The trick is in our wetware. What the brain does with visual input is not just trivial object recognition. It relies on a complex internal model of the world to both augment the object recognition and to sometimes discard the visual data as invalid.
So sure, theoretically cameras would be enough. But we're not yet there with software, we can't use the camera input well enough. So if you can side-step the need for not-yet-invented ML methods by simply adding a LIDAR to a sensor suite, then it's an obvious way to go.
Compare with powered flight: we didn't get very far by trying to copy the way birds do it. The trick is in the super-light materials birds are made of, and the energy efficiency of their organisms. We only succeeded at powered flight when we brute-forced it by strapping a gasoline engine onto a bunch of wooden planks.
> It relies on a complex internal model of the world to both augment the object recognition and to sometimes discard the visual data as invalid.
That in particular is what makes the hiring fascinating. This problem is Andrej Karpathy’s expertise[0]. His CNN/RNN designs have reached comfortable results, in particular showcasing the ability to identify elements of a source image, and the relationship between different parts of the image.
The speed at which those techniques improve is also stunning. I didn’t expect CNNs to solve Go and image captioning so fast, but here we are!

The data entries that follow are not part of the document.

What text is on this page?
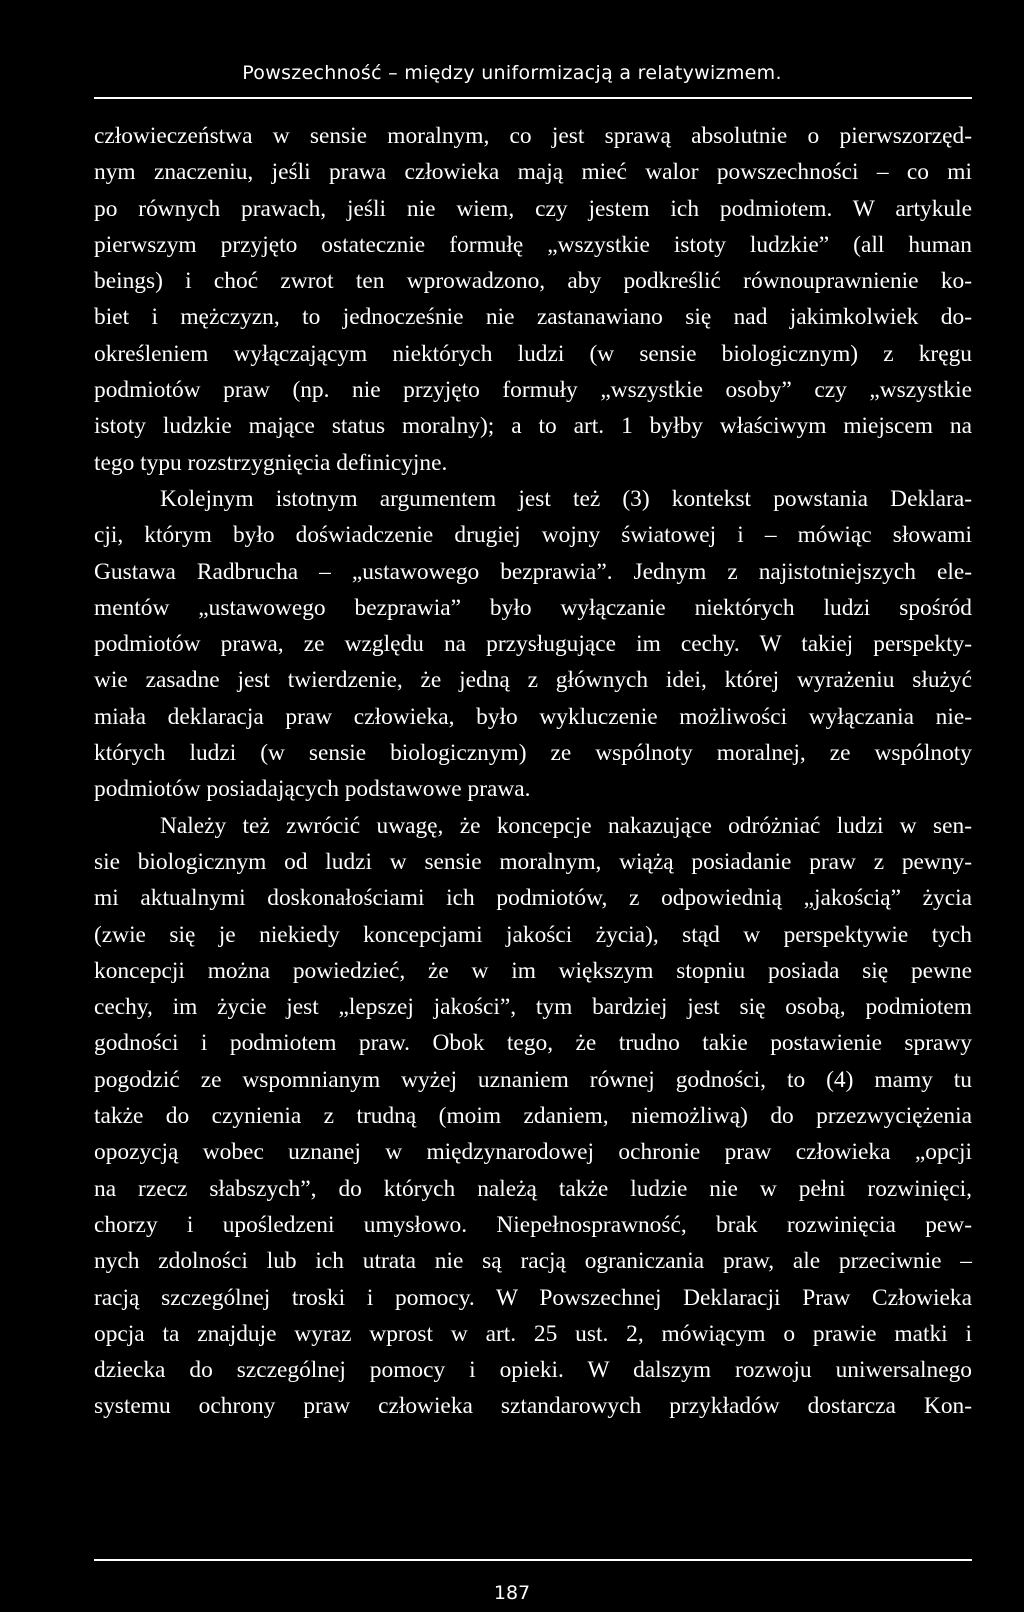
Powszechność – między uniformizacją a relatywizmem.
człowieczeństwa w sensie moralnym, co jest sprawą absolutnie o pierwszorzęd-
nym znaczeniu, jeśli prawa człowieka mają mieć walor powszechności – co mi
po równych prawach, jeśli nie wiem, czy jestem ich podmiotem. W artykule
pierwszym przyjęto ostatecznie formułę „wszystkie istoty ludzkie” (all human
beings) i choć zwrot ten wprowadzono, aby podkreślić równouprawnienie ko-
biet i mężczyzn, to jednocześnie nie zastanawiano się nad jakimkolwiek do-
określeniem wyłączającym niektórych ludzi (w sensie biologicznym) z kręgu
podmiotów praw (np. nie przyjęto formuły „wszystkie osoby” czy „wszystkie
istoty ludzkie mające status moralny); a to art. 1 byłby właściwym miejscem na
tego typu rozstrzygnięcia definicyjne.
Kolejnym istotnym argumentem jest też (3) kontekst powstania Deklara-
cji, którym było doświadczenie drugiej wojny światowej i – mówiąc słowami
Gustawa Radbrucha – „ustawowego bezprawia”. Jednym z najistotniejszych ele-
mentów „ustawowego bezprawia” było wyłączanie niektórych ludzi spośród
podmiotów prawa, ze względu na przysługujące im cechy. W takiej perspekty-
wie zasadne jest twierdzenie, że jedną z głównych idei, której wyrażeniu służyć
miała deklaracja praw człowieka, było wykluczenie możliwości wyłączania nie-
których ludzi (w sensie biologicznym) ze wspólnoty moralnej, ze wspólnoty
podmiotów posiadających podstawowe prawa.
Należy też zwrócić uwagę, że koncepcje nakazujące odróżniać ludzi w sen-
sie biologicznym od ludzi w sensie moralnym, wiążą posiadanie praw z pewny-
mi aktualnymi doskonałościami ich podmiotów, z odpowiednią „jakością” życia
(zwie się je niekiedy koncepcjami jakości życia), stąd w perspektywie tych
koncepcji można powiedzieć, że w im większym stopniu posiada się pewne
cechy, im życie jest „lepszej jakości”, tym bardziej jest się osobą, podmiotem
godności i podmiotem praw. Obok tego, że trudno takie postawienie sprawy
pogodzić ze wspomnianym wyżej uznaniem równej godności, to (4) mamy tu
także do czynienia z trudną (moim zdaniem, niemożliwą) do przezwyciężenia
opozycją wobec uznanej w międzynarodowej ochronie praw człowieka „opcji
na rzecz słabszych”, do których należą także ludzie nie w pełni rozwinięci,
chorzy i upośledzeni umysłowo. Niepełnosprawność, brak rozwinięcia pew-
nych zdolności lub ich utrata nie są racją ograniczania praw, ale przeciwnie –
racją szczególnej troski i pomocy. W Powszechnej Deklaracji Praw Człowieka
opcja ta znajduje wyraz wprost w art. 25 ust. 2, mówiącym o prawie matki i
dziecka do szczególnej pomocy i opieki. W dalszym rozwoju uniwersalnego
systemu ochrony praw człowieka sztandarowych przykładów dostarcza Kon-
187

I think the principles are already there; a few tweaks and a careful design is all it takes to beat the average driver.
[0]: http://cs.stanford.edu/people/karpathy/main.pdf
I think LIDAR will have a place, if they can get the per-sensor cost down to something reasonable (under $500.00 per sensor, for 3D 180 degree with at least 32 vertical res beams - or the equivalent).
But I think first we'll see cars utilizing tech as described in this paper:
https://arxiv.org/abs/1604.07316
...and variations of it to handle other modeling and vision tasks.

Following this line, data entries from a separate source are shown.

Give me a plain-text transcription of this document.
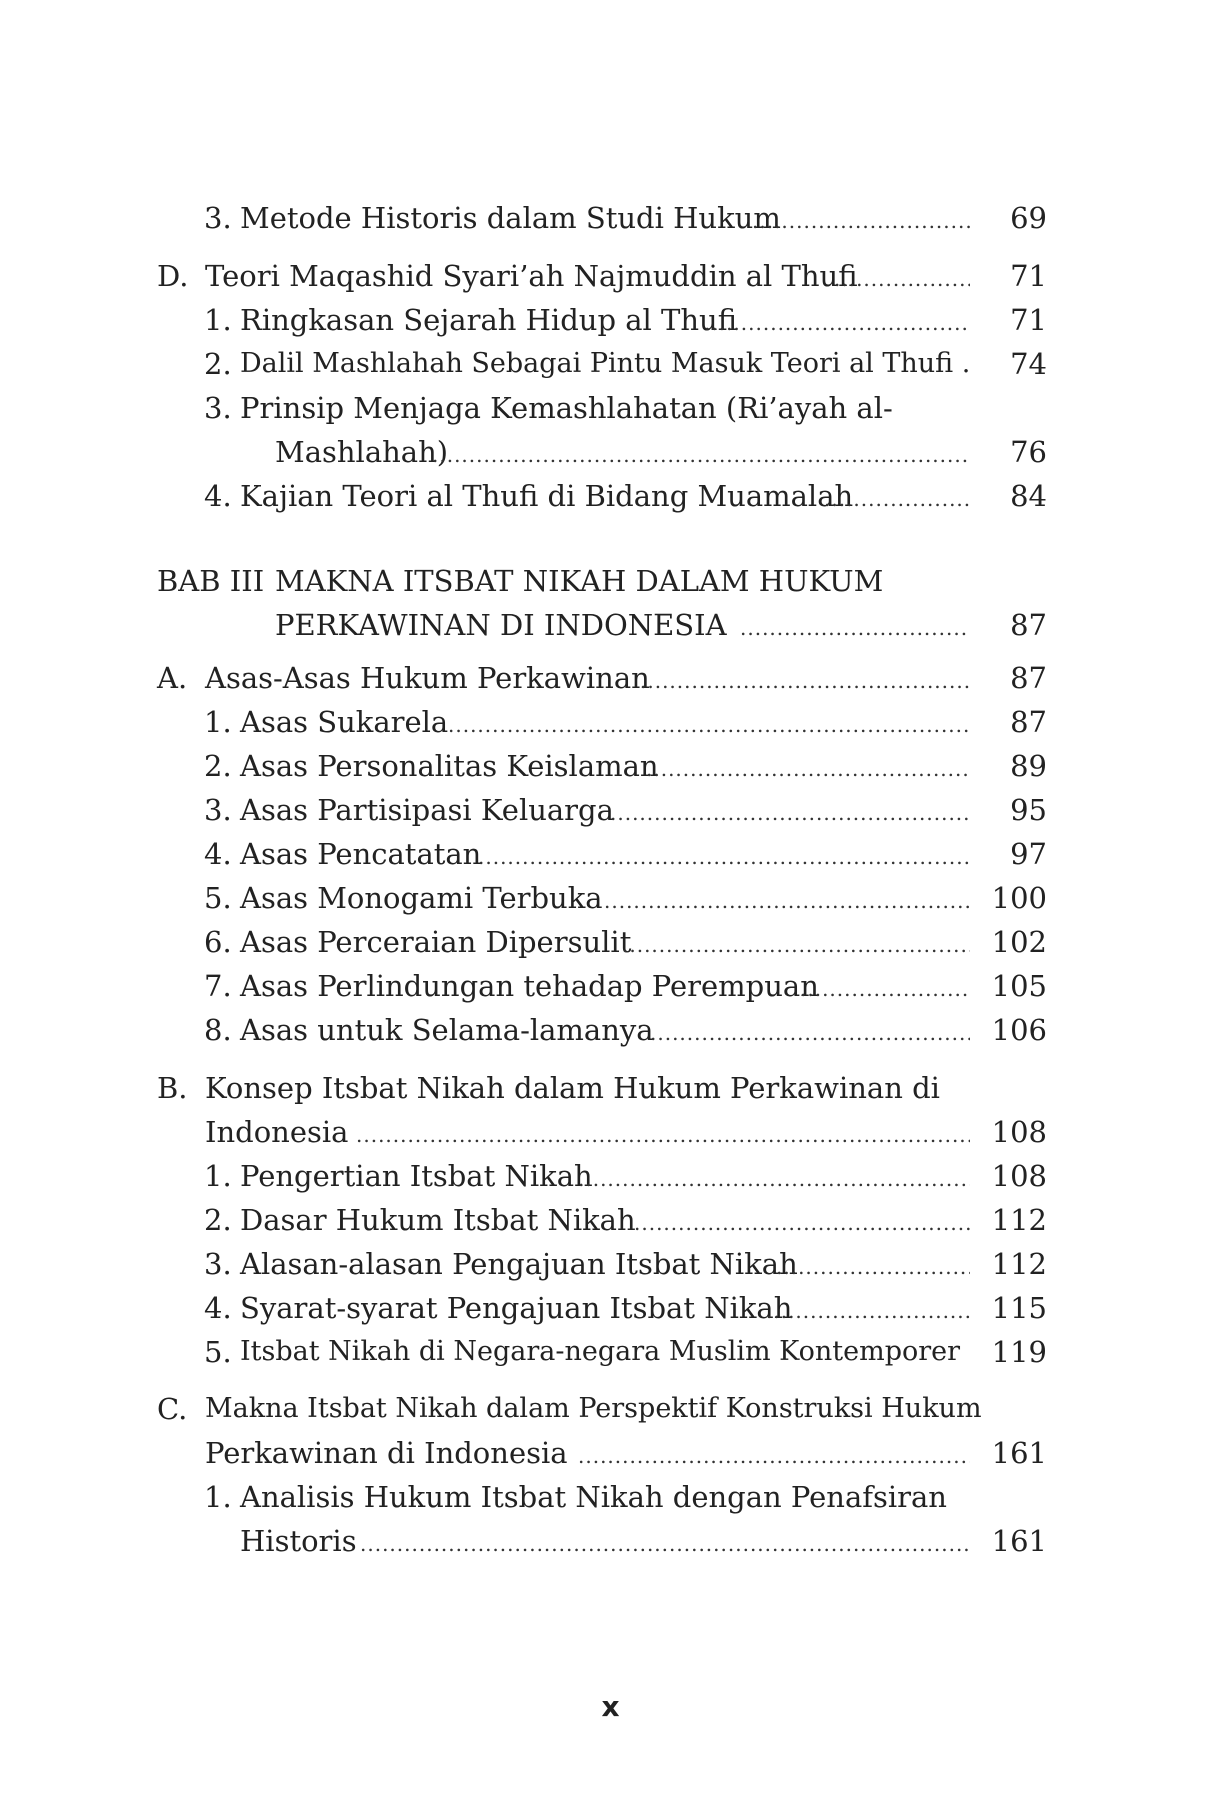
3. Metode Historis dalam Studi Hukum .....	69
D. Teori Maqashid Syari’ah Najmuddin al Thufi .....	71
1. Ringkasan Sejarah Hidup al Thufi .....	71
2. Dalil Mashlahah Sebagai Pintu Masuk Teori al Thufi . 74
3. Prinsip Menjaga Kemashlahatan (Ri’ayah al-
Mashlahah) .....	76
4. Kajian Teori al Thufi di Bidang Muamalah .....	84
BAB III MAKNA ITSBAT NIKAH DALAM HUKUM
PERKAWINAN DI INDONESIA .....	87
A. Asas-Asas Hukum Perkawinan .....	87
1. Asas Sukarela .....	87
2. Asas Personalitas Keislaman .....	89
3. Asas Partisipasi Keluarga .....	95
4. Asas Pencatatan .....	97
5. Asas Monogami Terbuka .....	100
6. Asas Perceraian Dipersulit .....	102
7. Asas Perlindungan tehadap Perempuan .....	105
8. Asas untuk Selama-lamanya .....	106
B. Konsep Itsbat Nikah dalam Hukum Perkawinan di
Indonesia .....	108
1. Pengertian Itsbat Nikah .....	108
2. Dasar Hukum Itsbat Nikah .....	112
3. Alasan-alasan Pengajuan Itsbat Nikah .....	112
4. Syarat-syarat Pengajuan Itsbat Nikah .....	115
5. Itsbat Nikah di Negara-negara Muslim Kontemporer 119
C. Makna Itsbat Nikah dalam Perspektif Konstruksi Hukum
Perkawinan di Indonesia .....	161
1. Analisis Hukum Itsbat Nikah dengan Penafsiran
Historis .....	161
x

Self-driving vehicle systems are amazing complex; it won't ultimately be any single system or sensor, or piece of software or algorithm that solves the problem - it's going to be a complex mesh of all of them working in concert.
And even then, there will be mistakes, injuries, and deaths unfortunately.
Image captioning is not solved (yet), even if there was a lot of progress made in recent years.